Face à cette règle des deux poids, deux mesures, Azema Bus qui a vu le nombre de ses bus tomber à 24 dès le début de l’année 2000 est aujourd’hui aux abois. Obligée de voir la concurrence s’installer sur ses lignes, cette entreprise s’est plaint à tous les nouveaux. Y compris au ministère de l’Intérieur, lequel a son mot à dire dans la concession du transport urbain.
En juin 2002, la Direction des régies et services concédés, délégation de ce ministère, adresse un courrier au gouverneur de la province d’El Jadida. «En ce qui concerne le réseau concédé par la Commune urbaine d’El Jadida en 1986, il a été constaté que l’exploitation de ce réseau n’est actuellement pas assurée par le concessionnaire initial, en l’occurrence la société Americar, mais par un autre exploitant qui est la société Americar El Jadida, créée en 1998».

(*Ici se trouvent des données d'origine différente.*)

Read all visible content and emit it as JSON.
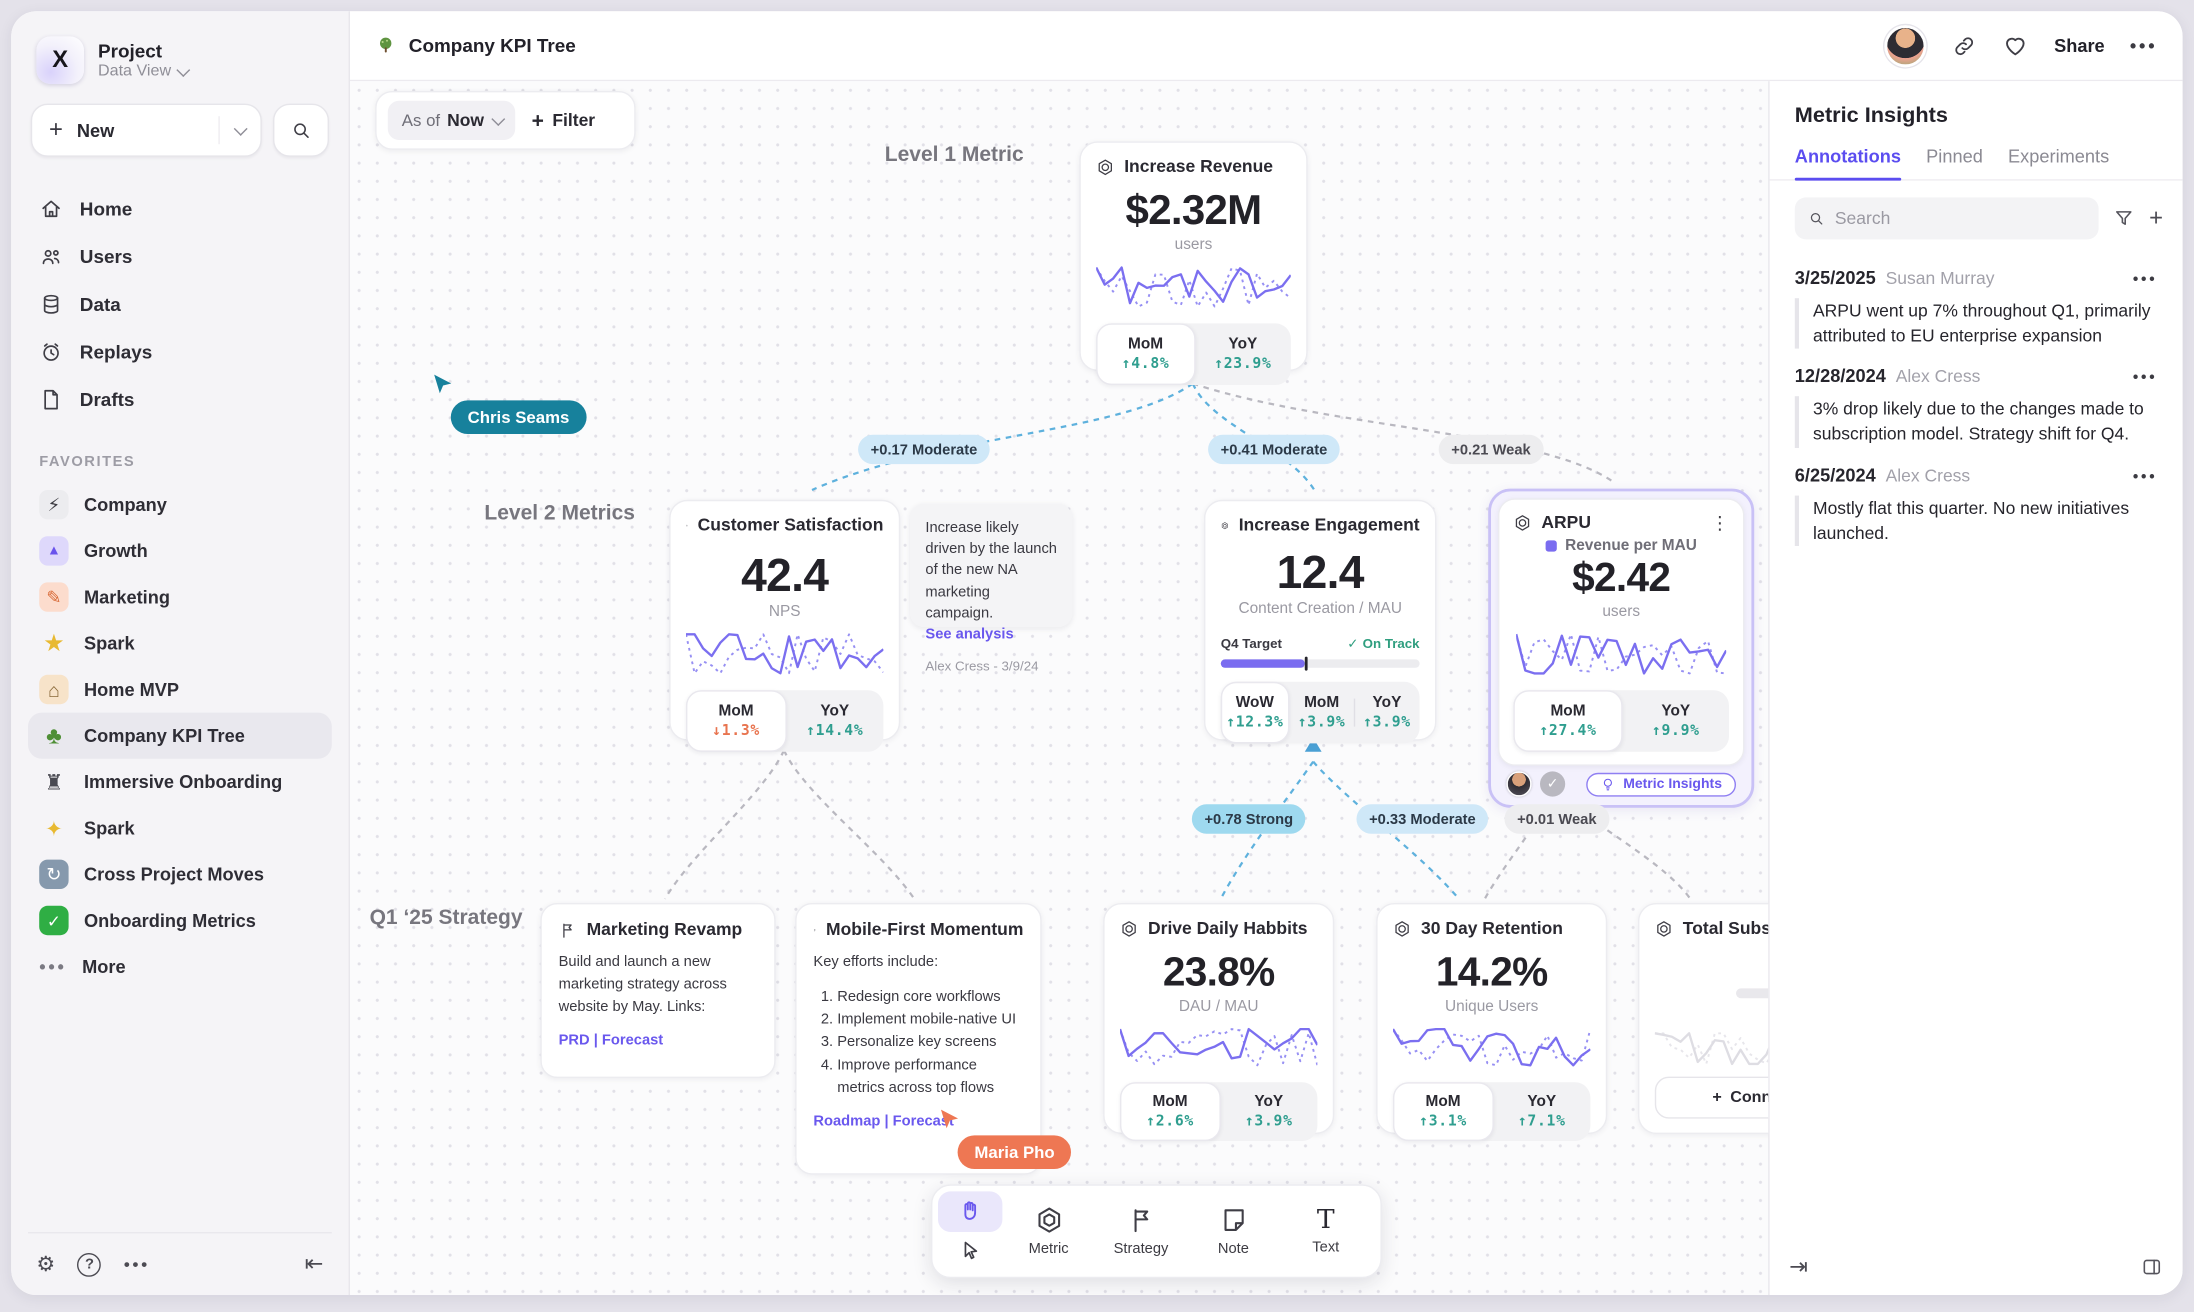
{
  "colors": {
    "accent": "#5b4df0",
    "positive": "#2f9e8f",
    "negative": "#e8744f",
    "edge_blue": "#5eb1dd",
    "edge_gray": "#b9b8c0",
    "cursor_teal": "#17819c",
    "cursor_orange": "#ee7753"
  },
  "sidebar": {
    "logo_glyph": "X",
    "project_title": "Project",
    "project_subtitle": "Data View",
    "new_label": "New",
    "nav": [
      {
        "label": "Home"
      },
      {
        "label": "Users"
      },
      {
        "label": "Data"
      },
      {
        "label": "Replays"
      },
      {
        "label": "Drafts"
      }
    ],
    "favorites_header": "FAVORITES",
    "favorites": [
      {
        "icon": "bolt-icon",
        "glyph": "⚡",
        "label": "Company"
      },
      {
        "icon": "rocket-icon",
        "glyph": "▲",
        "label": "Growth"
      },
      {
        "icon": "pencil-icon",
        "glyph": "✎",
        "label": "Marketing"
      },
      {
        "icon": "star-icon",
        "glyph": "★",
        "label": "Spark"
      },
      {
        "icon": "house-icon",
        "glyph": "⌂",
        "label": "Home MVP"
      },
      {
        "icon": "tree-icon",
        "glyph": "♣",
        "label": "Company KPI Tree"
      },
      {
        "icon": "train-icon",
        "glyph": "♜",
        "label": "Immersive Onboarding"
      },
      {
        "icon": "sparkles-icon",
        "glyph": "✦",
        "label": "Spark"
      },
      {
        "icon": "arrows-icon",
        "glyph": "↻",
        "label": "Cross Project Moves"
      },
      {
        "icon": "check-icon",
        "glyph": "✓",
        "label": "Onboarding Metrics"
      }
    ],
    "more_label": "More"
  },
  "topbar": {
    "title": "Company KPI Tree",
    "share_label": "Share"
  },
  "canvas": {
    "asof_label": "As of",
    "asof_value": "Now",
    "filter_label": "Filter",
    "level1_label": "Level 1 Metric",
    "level2_label": "Level 2 Metrics",
    "strategy_label": "Q1 ‘25 Strategy",
    "cursors": {
      "chris": "Chris Seams",
      "maria": "Maria Pho"
    },
    "edges": {
      "e1": "+0.17 Moderate",
      "e2": "+0.41 Moderate",
      "e3": "+0.21 Weak",
      "e4": "+0.78 Strong",
      "e5": "+0.33 Moderate",
      "e6": "+0.01 Weak"
    },
    "revenue": {
      "title": "Increase Revenue",
      "value": "$2.32M",
      "unit": "users",
      "stats": [
        {
          "label": "MoM",
          "value": "↑4.8%"
        },
        {
          "label": "YoY",
          "value": "↑23.9%"
        }
      ]
    },
    "csat": {
      "title": "Customer Satisfaction",
      "value": "42.4",
      "unit": "NPS",
      "stats": [
        {
          "label": "MoM",
          "value": "↓1.3%"
        },
        {
          "label": "YoY",
          "value": "↑14.4%"
        }
      ]
    },
    "note": {
      "text": "Increase likely driven by the launch of the new NA marketing campaign.",
      "link": "See analysis",
      "byline": "Alex Cress - 3/9/24"
    },
    "engagement": {
      "title": "Increase Engagement",
      "value": "12.4",
      "unit": "Content Creation / MAU",
      "target_label": "Q4 Target",
      "status": "On Track",
      "stats": [
        {
          "label": "WoW",
          "value": "↑12.3%"
        },
        {
          "label": "MoM",
          "value": "↑3.9%"
        },
        {
          "label": "YoY",
          "value": "↑3.9%"
        }
      ]
    },
    "arpu": {
      "title": "ARPU",
      "legend": "Revenue per MAU",
      "value": "$2.42",
      "unit": "users",
      "stats": [
        {
          "label": "MoM",
          "value": "↑27.4%"
        },
        {
          "label": "YoY",
          "value": "↑9.9%"
        }
      ],
      "badge": "Metric Insights"
    },
    "strategy1": {
      "title": "Marketing Revamp",
      "body": "Build and launch a new marketing strategy across website by May. Links:",
      "links": "PRD | Forecast"
    },
    "strategy2": {
      "title": "Mobile-First Momentum",
      "intro": "Key efforts include:",
      "items": [
        "Redesign core workflows",
        "Implement mobile-native UI",
        "Personalize key screens",
        "Improve performance metrics across top flows"
      ],
      "links": "Roadmap | Forecast"
    },
    "ddh": {
      "title": "Drive Daily Habbits",
      "value": "23.8%",
      "unit": "DAU / MAU",
      "stats": [
        {
          "label": "MoM",
          "value": "↑2.6%"
        },
        {
          "label": "YoY",
          "value": "↑3.9%"
        }
      ]
    },
    "retention": {
      "title": "30 Day Retention",
      "value": "14.2%",
      "unit": "Unique Users",
      "stats": [
        {
          "label": "MoM",
          "value": "↑3.1%"
        },
        {
          "label": "YoY",
          "value": "↑7.1%"
        }
      ]
    },
    "subs": {
      "title": "Total Subscript",
      "connect_label": "Connect"
    },
    "toolbar": {
      "metric": "Metric",
      "strategy": "Strategy",
      "note": "Note",
      "text": "Text"
    }
  },
  "panel": {
    "title": "Metric Insights",
    "tabs": [
      "Annotations",
      "Pinned",
      "Experiments"
    ],
    "search_placeholder": "Search",
    "annotations": [
      {
        "date": "3/25/2025",
        "author": "Susan Murray",
        "text": "ARPU went up 7% throughout Q1, primarily attributed to EU enterprise expansion"
      },
      {
        "date": "12/28/2024",
        "author": "Alex Cress",
        "text": "3% drop likely due to the changes made to subscription model. Strategy shift for Q4."
      },
      {
        "date": "6/25/2024",
        "author": "Alex Cress",
        "text": "Mostly flat this quarter. No new initiatives launched."
      }
    ]
  }
}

L’organe du ministère de l’Intérieur rappelle dans ce courrier dont ALM a une copie, le caractère intuiti personnae de la concession (qui est nominative, ne pouvant être ni cédée ni louée) et invite le gouverneur d’El Jadida à prendre «des mesures urgentes pour le redressement de cette situation en tenant compte, à la fois, des dispositions du contrat de concession et des impératifs de continuité du service public ». Ces injonctions sont restées lettre morte.
Parallèlement, la concession de 20 ans dont se réfère Americar El Jadida est arrivée à expiration le 31 décembre 2004. Ce qui apparemment est passé inaperçu aux yeux des conseillers et des responsables locaux, lesquels n’ont pourtant pas hésité une seconde à envoyer à la fourrière, depuis le 5 mai 2005, deux bus d’Azema au motif de non paiement des taxes.